In Scozia, dove il re incontrerà la premier del governo autonomo locale Nicola Sturgeon, c’è affetto per Elisabetta, anche per il forte legame che la sovrana ha sempre avuto con Balmoral, ma non lo stesso rispetto per il suo successore. In maggio, un sondaggio ha rivelato che solo il 45 per cento degli scozzesi è favorevole a mantenere la monarchia (contro il 60 per cento in tutto il Paese) e il 36 per cento pensa che la morte della regina sarebbe il momento giusto per diventare una repubblica.

In Irlanda del Nord, dove Carlo avrà incontri sia con i leader indipendentisti che con gli unionisti, perfino tra questi ultimi c’è scarso entusiasmo per Carlo: “Preferirei che dopo Elisabetta fosse arrivato sul trono William”, dice all’Observer Carol Irwin, dopo avere deposto una corona di fiori a un murale sulla regina nel quartiere protestante e filo-britannico di Belfast.

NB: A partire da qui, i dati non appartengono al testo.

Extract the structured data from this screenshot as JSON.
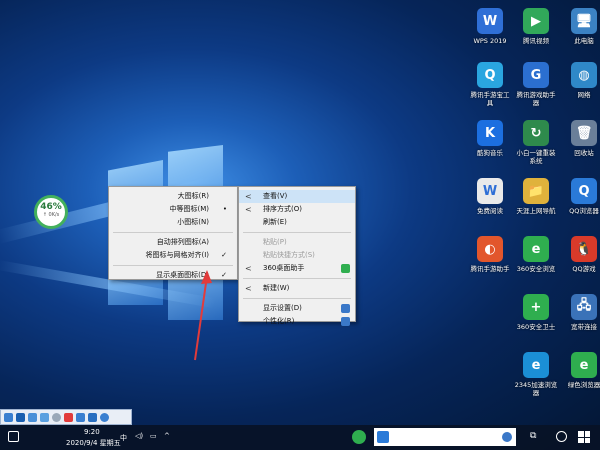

L’ipotesi di un referendum per la secessione dal Regno Unito cresce anche in Irlanda del Nord. In Galles ancora non si parla di referendum per l’indipendenza, ma l’antipatia per Carlo è assai diffusa, nonostante il suo titolo ufficiale fino a quando è salito al trono (ora passato al figlio William), fosse appunto di principe “di Galles”. Tanto è vero che nei giorni scorsi è stata lanciata una petizione per abolire il titolo in quanto tale, perché viene visto come una storica forma sottomissione all’Inghilterra. Se la secessione di Scozia e Irlanda del Nord fosse un successo, il Galles potrebbe essere tentato di seguirne l’esempio. La strada per evitare di ritrovarsi re di un Regno Disunito è dunque tutta in salita per Carlo III.